Tests and next steps
A GP or specialist will probably refer you for a test to look inside your oesophagus.
This test is called a gastroscopy (a type of endoscopy). It looks for any problems in your oesophagus or stomach, including oesophageal cancer.
During a gastroscopy:
- A long, thin, flexible tube with a small camera inside (called an endoscope) will be put into your mouth and down your oesophagus.
- A specialist will use the camera in the endoscope to look for any problems.
- A small sample of cells (called a biopsy) may be collected during the procedure. These cells will be sent to a laboratory to check for cancer.
The test should take around 10 to 15 minutes.
It should not be painful, but you might find it uncomfortable.
You may be offered things to make you more comfortable and make the test easier, such as:
- a spray to numb the back of your throat (local anaesthetic)
- sedation – medicine given through a small tube in your arm to help you relax
- putting you to sleep (general anaesthetic)
A gastroscopy can also help find problems in other nearby organs. Such as your stomach and the first part of the bowels (small intestine).
Getting your results
You should get the results of a gastroscopy and biopsy within 2 weeks.
Try not to worry if your results are taking longer to get to you. It does not definitely mean anything is wrong.
You can call the hospital or GP if you are worried.

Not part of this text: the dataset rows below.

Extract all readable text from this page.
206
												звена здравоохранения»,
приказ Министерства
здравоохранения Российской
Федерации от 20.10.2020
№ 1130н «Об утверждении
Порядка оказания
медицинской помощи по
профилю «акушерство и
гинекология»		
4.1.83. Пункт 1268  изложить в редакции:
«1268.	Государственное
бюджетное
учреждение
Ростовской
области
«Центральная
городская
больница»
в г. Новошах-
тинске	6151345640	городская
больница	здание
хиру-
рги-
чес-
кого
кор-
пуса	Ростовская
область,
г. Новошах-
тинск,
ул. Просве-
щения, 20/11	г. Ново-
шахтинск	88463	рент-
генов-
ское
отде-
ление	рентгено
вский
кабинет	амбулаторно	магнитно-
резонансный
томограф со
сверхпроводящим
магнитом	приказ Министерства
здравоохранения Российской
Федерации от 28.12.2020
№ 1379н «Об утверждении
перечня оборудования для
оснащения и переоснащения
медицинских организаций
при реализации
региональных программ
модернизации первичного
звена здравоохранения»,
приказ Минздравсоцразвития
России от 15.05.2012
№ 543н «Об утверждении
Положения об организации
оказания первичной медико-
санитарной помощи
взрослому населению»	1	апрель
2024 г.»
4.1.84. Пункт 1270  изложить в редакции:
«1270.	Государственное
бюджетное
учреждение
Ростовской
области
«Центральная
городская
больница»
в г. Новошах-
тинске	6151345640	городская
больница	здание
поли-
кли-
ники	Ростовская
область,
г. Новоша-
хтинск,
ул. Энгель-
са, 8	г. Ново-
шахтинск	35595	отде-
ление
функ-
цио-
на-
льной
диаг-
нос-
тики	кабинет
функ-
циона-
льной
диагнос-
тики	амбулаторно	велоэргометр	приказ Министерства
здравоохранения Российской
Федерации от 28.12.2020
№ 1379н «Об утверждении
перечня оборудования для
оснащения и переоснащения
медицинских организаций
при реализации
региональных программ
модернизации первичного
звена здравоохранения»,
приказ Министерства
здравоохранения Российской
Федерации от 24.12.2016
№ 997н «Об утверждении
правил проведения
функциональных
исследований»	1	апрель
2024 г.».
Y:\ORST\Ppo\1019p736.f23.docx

They should be able to update you.
A specialist will explain what the results mean and what will happen next. You may want to bring someone with you for support.
If you're told you have oesophageal cancer
Being told you have oesophageal cancer can feel overwhelming. You may be feeling anxious about what will happen next.
It can help to bring someone with you to any appointments you have.
A group of specialists will look after you throughout your diagnosis, treatment and beyond.
Your team will include a clinical nurse specialist who will be your main point of contact during and after treatment.
You can ask them any questions you have.
Macmillan Cancer Support has a free helpline that's open every day from 8am to 8pm.
They're there to listen if you have anything you want to talk about.
If you've been told you have oesophageal cancer, you will need more tests.
These, along with the camera test, will help the specialists find out the size of the cancer and how far it's spread (called the stage).
Find out more about what cancer stages and grades mean.
You may need:
- scans, like an ultrasound scan (sometimes from inside your body using an endoscope), CT scan, or PET scan
- a small operation to look inside your tummy, called a laparoscopy
You may not have all these tests.
The specialists will use the results of these tests and work with you to decide on the best treatment plan for you.